Les disparités sectorielles sont frappantes. La haute technologie domine largement avec 60% d’adoption (dont 55% payante), suivie par les services et l’hôtellerie (31% d’adoption, 16% payante). Le commerce (16% d’adoption, 5% payante) et l’industrie manufacturière (20% d’adoption, 13% payante) affichent des taux moyens, tandis que la construction ferme la marche avec seulement 6% d’adoption.

EN FRANCE.

L’IA au travail : la grande bascule

De l’expérimentation à la maîtrise, les entreprises françaises ont deux ans pour ne pas rater le train. Plus de 70 % des salariés utilisent déjà un outil d’IA au quotidien. Mais entre usage et stratégie, le fossé reste immense.
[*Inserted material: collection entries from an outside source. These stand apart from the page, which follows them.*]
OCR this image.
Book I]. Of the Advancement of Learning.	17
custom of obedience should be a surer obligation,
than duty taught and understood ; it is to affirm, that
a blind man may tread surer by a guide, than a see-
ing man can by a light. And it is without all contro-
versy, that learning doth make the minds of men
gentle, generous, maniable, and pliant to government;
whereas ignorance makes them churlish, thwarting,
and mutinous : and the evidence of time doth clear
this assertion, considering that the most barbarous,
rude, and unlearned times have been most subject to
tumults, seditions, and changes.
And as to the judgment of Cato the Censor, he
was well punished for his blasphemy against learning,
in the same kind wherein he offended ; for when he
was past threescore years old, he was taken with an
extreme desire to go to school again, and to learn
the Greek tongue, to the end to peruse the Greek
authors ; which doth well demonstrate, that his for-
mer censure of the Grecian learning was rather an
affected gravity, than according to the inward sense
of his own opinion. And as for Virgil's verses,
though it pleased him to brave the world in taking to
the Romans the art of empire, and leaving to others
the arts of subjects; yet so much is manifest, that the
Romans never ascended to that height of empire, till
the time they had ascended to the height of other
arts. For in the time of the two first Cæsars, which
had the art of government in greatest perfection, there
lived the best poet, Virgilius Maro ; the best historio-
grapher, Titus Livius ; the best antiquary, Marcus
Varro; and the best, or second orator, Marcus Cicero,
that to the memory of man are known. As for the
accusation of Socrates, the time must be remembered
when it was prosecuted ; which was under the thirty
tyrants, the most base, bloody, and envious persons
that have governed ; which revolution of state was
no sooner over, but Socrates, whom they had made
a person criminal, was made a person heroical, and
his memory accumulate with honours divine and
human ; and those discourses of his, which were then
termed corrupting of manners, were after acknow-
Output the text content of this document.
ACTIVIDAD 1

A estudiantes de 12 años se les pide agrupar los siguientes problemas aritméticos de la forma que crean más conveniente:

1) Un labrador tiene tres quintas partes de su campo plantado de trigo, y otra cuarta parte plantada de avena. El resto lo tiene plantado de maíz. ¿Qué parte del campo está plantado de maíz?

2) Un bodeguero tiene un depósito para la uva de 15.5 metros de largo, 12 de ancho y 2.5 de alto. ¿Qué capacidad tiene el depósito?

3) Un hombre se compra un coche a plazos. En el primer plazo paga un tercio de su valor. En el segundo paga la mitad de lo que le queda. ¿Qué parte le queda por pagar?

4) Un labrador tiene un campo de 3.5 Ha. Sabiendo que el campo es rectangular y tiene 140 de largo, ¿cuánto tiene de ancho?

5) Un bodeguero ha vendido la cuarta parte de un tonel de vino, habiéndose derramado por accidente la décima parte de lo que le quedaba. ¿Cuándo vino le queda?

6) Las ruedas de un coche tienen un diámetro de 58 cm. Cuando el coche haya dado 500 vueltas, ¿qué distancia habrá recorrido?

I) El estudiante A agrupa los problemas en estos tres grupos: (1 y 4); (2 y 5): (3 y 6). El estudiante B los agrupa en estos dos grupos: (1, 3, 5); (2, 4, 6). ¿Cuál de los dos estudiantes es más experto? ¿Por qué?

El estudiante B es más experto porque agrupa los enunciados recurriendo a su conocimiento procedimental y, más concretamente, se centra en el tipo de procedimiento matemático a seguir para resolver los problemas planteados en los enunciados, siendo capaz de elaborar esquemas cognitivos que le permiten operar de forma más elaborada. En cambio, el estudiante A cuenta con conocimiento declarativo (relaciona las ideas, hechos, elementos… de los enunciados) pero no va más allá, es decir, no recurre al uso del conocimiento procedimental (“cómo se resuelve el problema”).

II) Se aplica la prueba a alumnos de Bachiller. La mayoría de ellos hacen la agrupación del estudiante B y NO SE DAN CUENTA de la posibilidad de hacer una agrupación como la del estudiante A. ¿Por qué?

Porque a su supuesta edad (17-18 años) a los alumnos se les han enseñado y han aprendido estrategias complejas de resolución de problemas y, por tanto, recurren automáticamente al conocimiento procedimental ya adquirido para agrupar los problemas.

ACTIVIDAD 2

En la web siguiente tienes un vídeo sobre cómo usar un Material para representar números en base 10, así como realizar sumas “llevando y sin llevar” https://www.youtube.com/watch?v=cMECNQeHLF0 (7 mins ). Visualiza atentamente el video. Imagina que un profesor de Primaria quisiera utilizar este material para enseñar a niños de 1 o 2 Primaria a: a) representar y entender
L'IA au travail : la grande bascule

 

Il y a quelque chose d’étrange dans les salles de réunion des entreprises françaises en ce printemps 2026. D’un côté, tout le monde parle d’intelligence artificielle : les dirigeants, les DRH, les consultants, les journalistes. De l’autre, 95 % des projets IA en entreprise n’atteignent jamais la phase de production. Ce chiffre, issu d’une étude du MIT, est peut-être le plus révélateur de l’état réel de la transformation numérique française : un enthousiasme massif, une adoption réelle mais superficielle, et un gouffre béant entre l’outil qu’on ouvre le matin et la stratégie qu’on n’a pas encore écrite.

Le paradoxe français

Les offres d’emploi mentionnant l’IA progressent en France alors que le marché global recule. Une décorrélation inédite. En clair : les entreprises qui ont franchi le cap recrutent, investissent et avancent. Les autres regardent le train partir. Les PME et ETI françaises adopteraient l’IA deux fois plus lentement que leurs homologues allemandes et américaines, alors même qu’elles représentent 49 % de la valeur ajoutée nationale.